この小説の主役は書き手である作家と彼の少年時代からの導き手でもある「ギー兄さん」である。これは『万延』の蜜と鷹の関係性に近いが、「ギ―兄さん」の人物像には若干義兄(ギー兄)伊丹十三の要素も入っている気がする(小説中に伊丹をモデルにした人物は「秋山君」という形で登場するのではあるが)。

とても長い小説ではあるがそれほど中だるみもせず、終わりまで関心は持続できた。しかし物語の終盤にかけての展開は(いつも通りと言えるかもしれないが)やや急で、ついていくのに若干の抵抗感があった。

ダンテの『神曲』が全体を貫くモチーフに用いられているが、ちょっとピンと来なくて、フィナーレの天上の夢のような描写にも心から入っていくというのではなかった。作者も本気でそうは思えていなかったのではないか? 志賀直哉『暗夜行路』の有名なフィナーレのように、作家が身も心も没入して(入り切って)ある種の無我の境地で書ききったという印象は受けなかったのだ。そのことが読後感を感動とは壁一枚隔てた若干曖昧なものとしている。

続けて『M/Tとフシギな森の物語』も読んでみようとしたが、こちらは四国の村の神話と伝承を現代までの物語と絡めて語る大きなスケールの作品で、ちょっと小説世界の中にこちらが入って行けなかったため、いったん保留した。

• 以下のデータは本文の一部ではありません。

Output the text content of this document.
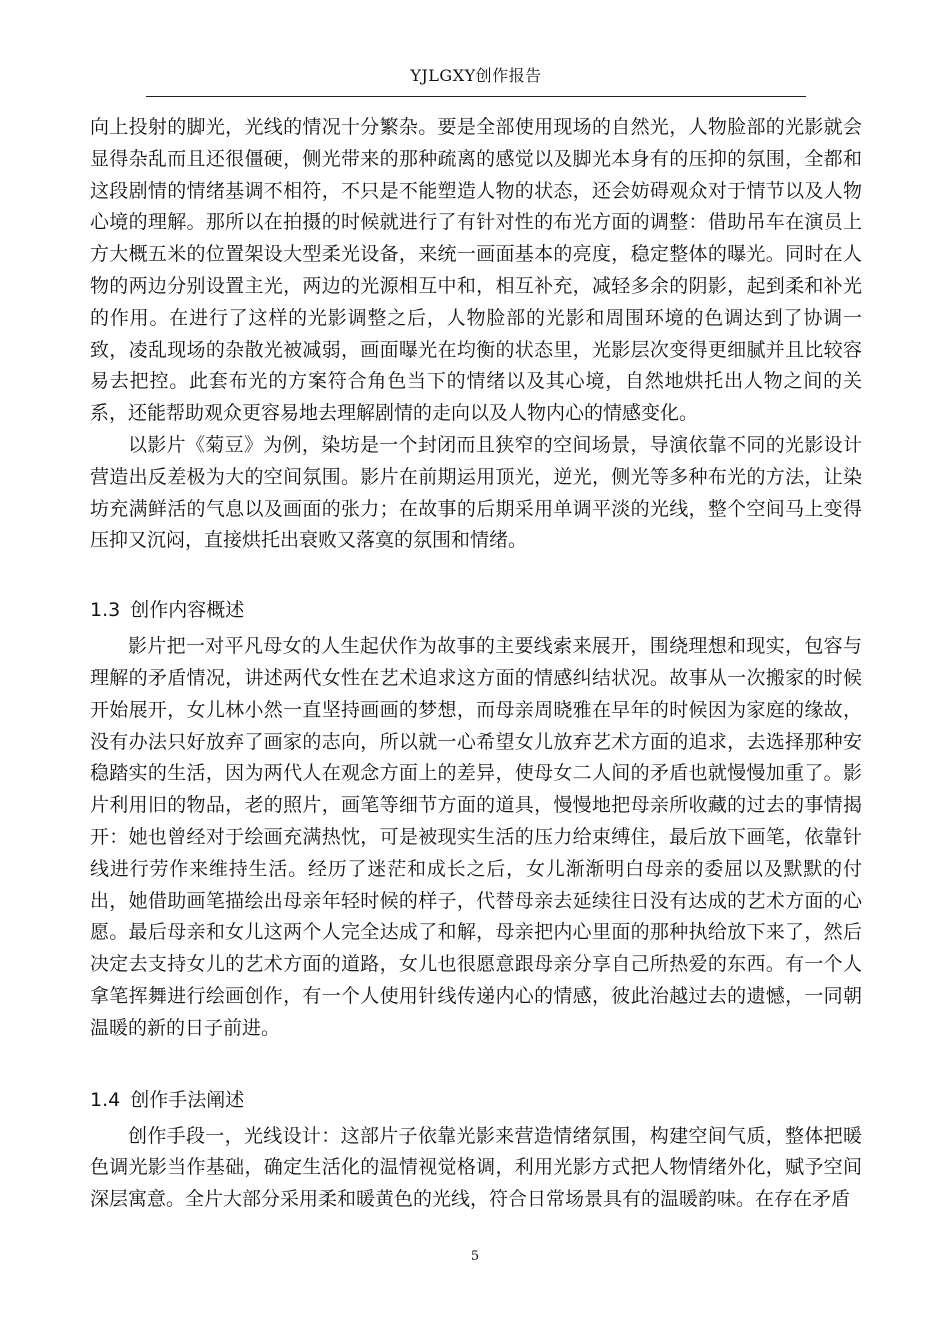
YJLGXY创作报告

向上投射的脚光，光线的情况十分繁杂。要是全部使用现场的自然光，人物脸部的光影就会显得杂乱而且还很僵硬，侧光带来的那种疏离的感觉以及脚光本身有的压抑的氛围，全都和这段剧情的情绪基调不相符，不只是不能塑造人物的状态，还会妨碍观众对于情节以及人物心境的理解。那所以在拍摄的时候就进行了有针对性的布光方面的调整：借助吊车在演员上方大概五米的位置架设大型柔光设备，来统一画面基本的亮度，稳定整体的曝光。同时在人物的两边分别设置主光，两边的光源相互中和，相互补充，减轻多余的阴影，起到柔和补光的作用。在进行了这样的光影调整之后，人物脸部的光影和周围环境的色调达到了协调一致，凌乱现场的杂散光被减弱，画面曝光在均衡的状态里，光影层次变得更细腻并且比较容易去把控。此套布光的方案符合角色当下的情绪以及其心境，自然地烘托出人物之间的关系，还能帮助观众更容易地去理解剧情的走向以及人物内心的情感变化。

以影片《菊豆》为例，染坊是一个封闭而且狭窄的空间场景，导演依靠不同的光影设计营造出反差极为大的空间氛围。影片在前期运用顶光，逆光，侧光等多种布光的方法，让染坊充满鲜活的气息以及画面的张力；在故事的后期采用单调平淡的光线，整个空间马上变得压抑又沉闷，直接烘托出衰败又落寞的氛围和情绪。

1.3 创作内容概述

影片把一对平凡母女的人生起伏作为故事的主要线索来展开，围绕理想和现实，包容与理解的矛盾情况，讲述两代女性在艺术追求这方面的情感纠结状况。故事从一次搬家的时候开始展开，女儿林小然一直坚持画画的梦想，而母亲周晓雅在早年的时候因为家庭的缘故，没有办法只好放弃了画家的志向，所以就一心希望女儿放弃艺术方面的追求，去选择那种安稳踏实的生活，因为两代人在观念方面上的差异，使母女二人间的矛盾也就慢慢加重了。影片利用旧的物品，老的照片，画笔等细节方面的道具，慢慢地把母亲所收藏的过去的事情揭开：她也曾经对于绘画充满热忱，可是被现实生活的压力给束缚住，最后放下画笔，依靠针线进行劳作来维持生活。经历了迷茫和成长之后，女儿渐渐明白母亲的委屈以及默默的付出，她借助画笔描绘出母亲年轻时候的样子，代替母亲去延续往日没有达成的艺术方面的心愿。最后母亲和女儿这两个人完全达成了和解，母亲把内心里面的那种执给放下来了，然后决定去支持女儿的艺术方面的道路，女儿也很愿意跟母亲分享自己所热爱的东西。有一个人拿笔挥舞进行绘画创作，有一个人使用针线传递内心的情感，彼此治越过去的遗憾，一同朝温暖的新的日子前进。

1.4 创作手法阐述

创作手段一，光线设计：这部片子依靠光影来营造情绪氛围，构建空间气质，整体把暖色调光影当作基础，确定生活化的温情视觉格调，利用光影方式把人物情绪外化，赋予空间深层寓意。全片大部分采用柔和暖黄色的光线，符合日常场景具有的温暖韵味。在存在矛盾

5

四国の村の話は、『万延元年のFB』にも『懐かしい友への手紙』にも『憂い顔の童子』にも繰り返し繰り返し出て来るので、正直作者の少年時代と郷土へのこだわりに移入できないと大江作品の世界そのものに入って行けないひとつのハードルを形成している。

個人的には、私小説スタイルで語ってもらえるのが一番しっくりくる。『雨の木を聴く女たち』と『新しい人よ目覚めよ』あたりのスタイルがいい。初期のグロテスク・リアリズムは正直キツい。

そういうわけで今読もうとしているのはどうやら彼の最後の小説となりそうな『晩年様式集(イン・レイト・スタイル)』である。